Hyundai Motor Co. said it is voluntarily recalling 139,500 Sonata sedans in the U.S. because of a manufacturing defect that could cause drivers to lose steering control.
The recall affects 2011 models built between Dec. 11, 2009 and Sept. 10, the National Highway Traffic Safety Administration noted on its website Sunday. Some of the cars have steering column shafts with connections that may not have been tightened enough or were improperly assembled. As a result, the steering wheel could become separated from the column or a driver could lose the ability to properly steer the car.
The U.S. government had opened an investigation into possible steering problems in the vehicle in August. Hyundai, South Korea's top automaker, has said there have been no related injuries or crashes reported.
Owners of affected vehicles can go to their dealers for inspection. Dealers also will update power steering software. Owners may also call NHTSA at 888-327-4236 for more information.
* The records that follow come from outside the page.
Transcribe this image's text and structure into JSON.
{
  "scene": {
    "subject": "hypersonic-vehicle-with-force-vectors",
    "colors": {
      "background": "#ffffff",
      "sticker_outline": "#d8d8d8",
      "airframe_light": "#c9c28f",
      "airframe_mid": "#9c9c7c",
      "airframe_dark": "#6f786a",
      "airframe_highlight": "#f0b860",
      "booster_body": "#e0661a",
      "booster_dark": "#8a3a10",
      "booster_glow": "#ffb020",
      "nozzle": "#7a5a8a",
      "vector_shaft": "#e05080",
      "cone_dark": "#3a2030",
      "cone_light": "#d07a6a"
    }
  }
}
The recall comes as automakers ramp up their focus on safety and quality control in the wake of Toyota Motor Corp.'s massive global recall last year over gas pedal and floor mat problems. In February, Hyundai announced a recall of about 47,000 Sonata midsize sedans, mostly sold in South Korea, to replace front door latches following a handful of customer complaints. The company said it had discovered a mechanical problem with the latches which, in rare instances, would not close properly.
Earlier this month, Hyundai affiliate Kia Motors said Chung Sung-eun resigned as vice chairman following a global recall of more than 100,000 vehicles due to defective wiring. Of that total, 35,185 vehicles were recalled in the United States. Together, Kia and Hyundai form the world's fifth-largest automotive group.
So far this year, U.S. sales are up 17 percent for Hyundai Motor America, though August sales fell 11 percent from a year-earlier record sparked by federal Cash for Clunkers rebates. The new Sonata has been selling well and nearly doubled its sales numbers to 21,399 in August.